By Ken Locklin
Transportation is a key part of our everyday lives—from commuting to work and school, to running errands and shipping goods across the country. It is also a major contributor to climate change.
In fact, in Virginia transportation is responsible for nearly half (46 percent) of our total greenhouse gas emissions. If Virginians want to do our part to slow climate change, we definitely need to tackle transportation emissions.
In many ways, transportation presents one of the greatest obstacles to tackling climate change, as well as one of the biggest opportunities to address some of Virginia’s challenges.
As a resident of Northern Virginia, I am all too familiar with the intensity of the traffic on our roads, as many of us spend far too long getting from point A to point B.
According to the Virginia Department of Rail and Public Transportation, traffic congestion costs an average of $2,000 per household annually from wasted gasoline and lost productivity. For the sake of Virginia’s residents and the success of our business community, we must prioritize smart planning and investments in our transportation system so that we are able to move goods and people around our region more efficiently, and in a way that considers the long-term health of people and the planet.
State leaders throughout the Mid-Atlantic and Northeast have begun to explore a solution to our region’s transportation challenges through the Transportation and Climate Initiative.
TCI is a policy proposal from 12 states (including Virginia) and the District of Columbia to curb emissions from the transportation sector by establishing a regional cap on carbon emissions, and requiring gasoline and diesel wholesalers to purchase allowances for the emissions content of their fuel. Proceeds from the TCI allowance sales would be funneled back to participating states to invest in a cleaner, more efficient transportation system.
The proposed structure of TCI is called cap-and-invest, a policy design that has proven successful in efforts such as the Regional Greenhouse Gas Initiative (RGGI), a cap-and-invest program designed to curb carbon pollution from the power sector.
Since it began in 2009, RGGI has helped to reduce carbon emissions from power plants in participating states over 47 percent while electricity prices decreased despite an increase in average national electricity prices.

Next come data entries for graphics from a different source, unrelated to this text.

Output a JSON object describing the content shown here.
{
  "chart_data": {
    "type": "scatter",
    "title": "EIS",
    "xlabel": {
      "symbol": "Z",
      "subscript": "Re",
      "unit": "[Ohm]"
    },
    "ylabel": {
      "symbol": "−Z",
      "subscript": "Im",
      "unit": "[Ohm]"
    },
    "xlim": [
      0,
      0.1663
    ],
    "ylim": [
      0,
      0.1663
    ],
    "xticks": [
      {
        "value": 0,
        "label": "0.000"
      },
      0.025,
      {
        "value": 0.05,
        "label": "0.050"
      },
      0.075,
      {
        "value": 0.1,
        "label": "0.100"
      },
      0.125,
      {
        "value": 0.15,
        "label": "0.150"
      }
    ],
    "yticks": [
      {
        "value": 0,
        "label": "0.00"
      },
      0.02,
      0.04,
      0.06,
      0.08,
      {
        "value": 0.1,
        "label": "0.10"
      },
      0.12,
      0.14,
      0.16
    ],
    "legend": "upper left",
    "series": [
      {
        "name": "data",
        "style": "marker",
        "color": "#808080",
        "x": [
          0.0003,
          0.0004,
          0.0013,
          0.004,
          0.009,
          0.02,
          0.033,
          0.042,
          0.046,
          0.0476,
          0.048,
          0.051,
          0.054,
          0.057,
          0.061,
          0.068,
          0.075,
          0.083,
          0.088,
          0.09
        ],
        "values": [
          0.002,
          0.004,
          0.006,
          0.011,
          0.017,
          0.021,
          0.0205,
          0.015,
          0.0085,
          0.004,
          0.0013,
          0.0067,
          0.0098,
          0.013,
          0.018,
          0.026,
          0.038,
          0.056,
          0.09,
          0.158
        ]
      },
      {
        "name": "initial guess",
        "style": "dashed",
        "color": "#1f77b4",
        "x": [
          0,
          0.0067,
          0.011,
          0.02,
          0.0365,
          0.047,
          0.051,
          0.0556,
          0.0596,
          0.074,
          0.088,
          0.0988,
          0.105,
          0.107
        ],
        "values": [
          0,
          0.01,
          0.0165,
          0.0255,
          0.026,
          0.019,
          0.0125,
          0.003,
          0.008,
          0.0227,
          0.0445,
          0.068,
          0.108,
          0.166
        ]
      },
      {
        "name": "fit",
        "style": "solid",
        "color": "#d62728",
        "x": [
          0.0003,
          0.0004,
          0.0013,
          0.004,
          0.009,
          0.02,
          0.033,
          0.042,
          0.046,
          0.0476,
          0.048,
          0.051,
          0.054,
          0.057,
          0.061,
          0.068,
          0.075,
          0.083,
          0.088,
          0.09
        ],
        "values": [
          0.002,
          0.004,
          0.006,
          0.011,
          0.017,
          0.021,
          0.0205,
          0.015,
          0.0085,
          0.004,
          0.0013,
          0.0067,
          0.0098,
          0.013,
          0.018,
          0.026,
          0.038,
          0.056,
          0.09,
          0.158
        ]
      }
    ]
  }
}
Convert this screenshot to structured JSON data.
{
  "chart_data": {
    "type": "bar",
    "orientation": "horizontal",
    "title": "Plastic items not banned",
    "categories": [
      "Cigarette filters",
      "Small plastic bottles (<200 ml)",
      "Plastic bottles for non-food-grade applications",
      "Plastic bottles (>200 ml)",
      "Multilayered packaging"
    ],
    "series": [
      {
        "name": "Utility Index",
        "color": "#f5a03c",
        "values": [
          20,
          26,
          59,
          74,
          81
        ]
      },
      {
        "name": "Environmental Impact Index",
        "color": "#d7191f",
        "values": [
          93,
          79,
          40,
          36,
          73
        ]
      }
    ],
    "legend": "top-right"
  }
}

I was proud to participate in one of the many public TCI workshops last year, where states solicited recommendations from stakeholders and technical experts. The final proposal is strong because it does not mandate one specific technology or emissions reduction solution.

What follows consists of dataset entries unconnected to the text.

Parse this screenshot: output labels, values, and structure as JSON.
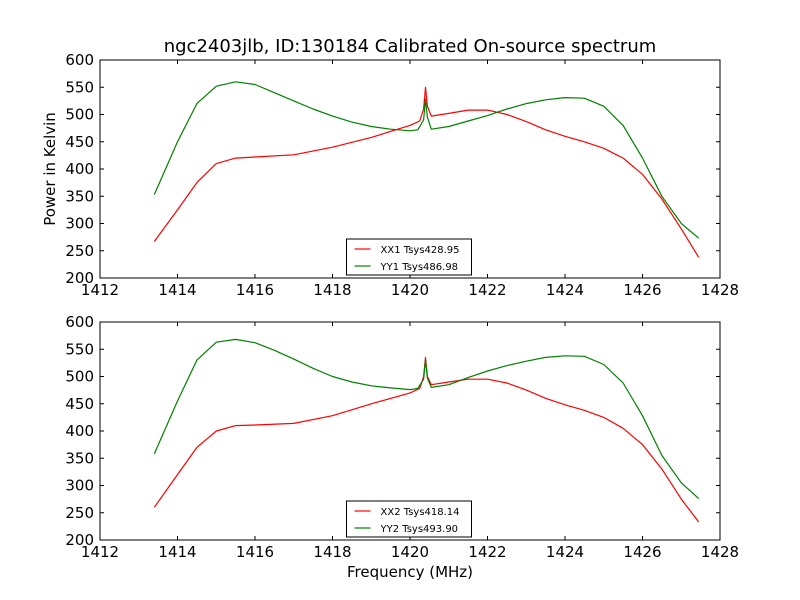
{
  "chart_data": [
    {
      "type": "line",
      "title": "ngc2403jlb, ID:130184 Calibrated On-source spectrum",
      "xlabel": "",
      "ylabel": "Power in Kelvin",
      "xlim": [
        1412,
        1428
      ],
      "ylim": [
        200,
        600
      ],
      "xticks": [
        "1412",
        "1414",
        "1416",
        "1418",
        "1420",
        "1422",
        "1424",
        "1426",
        "1428"
      ],
      "yticks": [
        "200",
        "250",
        "300",
        "350",
        "400",
        "450",
        "500",
        "550",
        "600"
      ],
      "legend": "lower-center",
      "series": [
        {
          "name": "XX1 Tsys428.95",
          "color": "#ff0000",
          "x": [
            1413.4,
            1414.0,
            1414.5,
            1415.0,
            1415.5,
            1416.0,
            1417.0,
            1418.0,
            1419.0,
            1420.0,
            1420.25,
            1420.35,
            1420.4,
            1420.45,
            1420.55,
            1421.0,
            1421.5,
            1422.0,
            1422.5,
            1423.0,
            1423.5,
            1424.0,
            1424.5,
            1425.0,
            1425.5,
            1426.0,
            1426.5,
            1427.0,
            1427.45
          ],
          "y": [
            267,
            325,
            375,
            410,
            420,
            422,
            426,
            440,
            458,
            480,
            488,
            510,
            550,
            515,
            497,
            502,
            508,
            508,
            500,
            487,
            472,
            460,
            450,
            438,
            420,
            390,
            345,
            290,
            238
          ]
        },
        {
          "name": "YY1 Tsys486.98",
          "color": "#008000",
          "x": [
            1413.4,
            1414.0,
            1414.5,
            1415.0,
            1415.5,
            1416.0,
            1416.5,
            1417.0,
            1417.5,
            1418.0,
            1418.5,
            1419.0,
            1419.5,
            1420.0,
            1420.2,
            1420.35,
            1420.4,
            1420.45,
            1420.55,
            1421.0,
            1421.5,
            1422.0,
            1422.5,
            1423.0,
            1423.5,
            1424.0,
            1424.5,
            1425.0,
            1425.5,
            1426.0,
            1426.5,
            1427.0,
            1427.45
          ],
          "y": [
            353,
            450,
            520,
            552,
            560,
            555,
            540,
            525,
            510,
            497,
            486,
            478,
            473,
            470,
            472,
            490,
            528,
            495,
            473,
            478,
            488,
            498,
            510,
            520,
            527,
            531,
            530,
            515,
            480,
            420,
            350,
            300,
            273
          ]
        }
      ]
    },
    {
      "type": "line",
      "title": "",
      "xlabel": "Frequency (MHz)",
      "ylabel": "",
      "xlim": [
        1412,
        1428
      ],
      "ylim": [
        200,
        600
      ],
      "xticks": [
        "1412",
        "1414",
        "1416",
        "1418",
        "1420",
        "1422",
        "1424",
        "1426",
        "1428"
      ],
      "yticks": [
        "200",
        "250",
        "300",
        "350",
        "400",
        "450",
        "500",
        "550",
        "600"
      ],
      "legend": "lower-center",
      "series": [
        {
          "name": "XX2 Tsys418.14",
          "color": "#ff0000",
          "x": [
            1413.4,
            1414.0,
            1414.5,
            1415.0,
            1415.5,
            1416.0,
            1417.0,
            1418.0,
            1419.0,
            1420.0,
            1420.25,
            1420.35,
            1420.4,
            1420.45,
            1420.55,
            1421.0,
            1421.5,
            1422.0,
            1422.5,
            1423.0,
            1423.5,
            1424.0,
            1424.5,
            1425.0,
            1425.5,
            1426.0,
            1426.5,
            1427.0,
            1427.45
          ],
          "y": [
            260,
            320,
            370,
            400,
            410,
            411,
            414,
            428,
            450,
            470,
            478,
            500,
            535,
            500,
            485,
            490,
            495,
            495,
            488,
            475,
            460,
            448,
            438,
            425,
            405,
            375,
            330,
            275,
            233
          ]
        },
        {
          "name": "YY2 Tsys493.90",
          "color": "#008000",
          "x": [
            1413.4,
            1414.0,
            1414.5,
            1415.0,
            1415.5,
            1416.0,
            1416.5,
            1417.0,
            1417.5,
            1418.0,
            1418.5,
            1419.0,
            1419.5,
            1420.0,
            1420.2,
            1420.35,
            1420.4,
            1420.45,
            1420.55,
            1421.0,
            1421.5,
            1422.0,
            1422.5,
            1423.0,
            1423.5,
            1424.0,
            1424.5,
            1425.0,
            1425.5,
            1426.0,
            1426.5,
            1427.0,
            1427.45
          ],
          "y": [
            358,
            455,
            530,
            563,
            568,
            562,
            548,
            532,
            515,
            500,
            490,
            483,
            479,
            476,
            478,
            495,
            530,
            497,
            480,
            485,
            498,
            510,
            520,
            528,
            535,
            538,
            537,
            522,
            488,
            428,
            355,
            305,
            276
          ]
        }
      ]
    }
  ]
}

Instead, it creates an incentive for the market to work toward the desired outcome. We can employ investments in mass transit, transportation electrification, biofuels and myriad other innovations that can help reduce transportation emissions.
TCI is focused on an essential outcome: reducing pollution from the transportation sector. The revenue generated from TCI allowance sales would go toward programs that allow consumers to avoid paying higher fees at the gas pump—electric vehicle incentives, public transit, rural broadband to support telecommuting and telemedicine, and more.

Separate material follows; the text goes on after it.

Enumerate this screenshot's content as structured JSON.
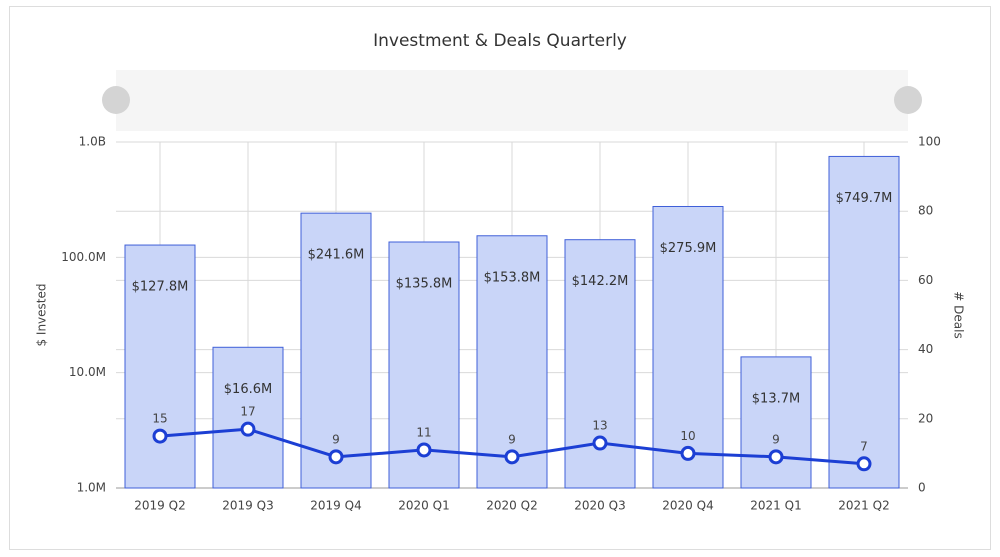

Eventually, TCI investments could eliminate the need for allowance sales. In contrast, a gas tax would raise revenue with no connection to decreasing GHG emissions and traffic congestion, or to ensuring access to cleaner, more affordable transportation alternatives.
The other great advantage of TCI is its regional approach. Virginia’s transportation systems are intimately connected to Washington, D.C., Maryland and the entire region, so a real solution to transportation challenges must be regional as well.
TCI has broad support from the general public as well as members of the private sector. More than 50 companies have shared their support for TCI and the importance of a regional approach to tackling transportation emissions. And recent polling shows strong public support for TCI, with 60 percent of respondents in favor of their state joining the program.
As a coastal state, Virginia is already experiencing the threats of climate change more than most—and scientists have made it clear that we must dramatically scale up efforts to reduce GHG emissions if we are to mitigate the worst impacts of a warming world.
We must act now to implement thoughtful and collaborative solutions like TCI that will help address the climate challenge while also driving investments in a clean transportation future. Virginia’s state leaders should seize this opportunity to join with our neighbors and build a clean and efficient transportation system that we can all benefit from.
Ken Locklin is a director of Impax Asset Management, which specializes in the transition to a more sustainable economy. He is a resident of Reston.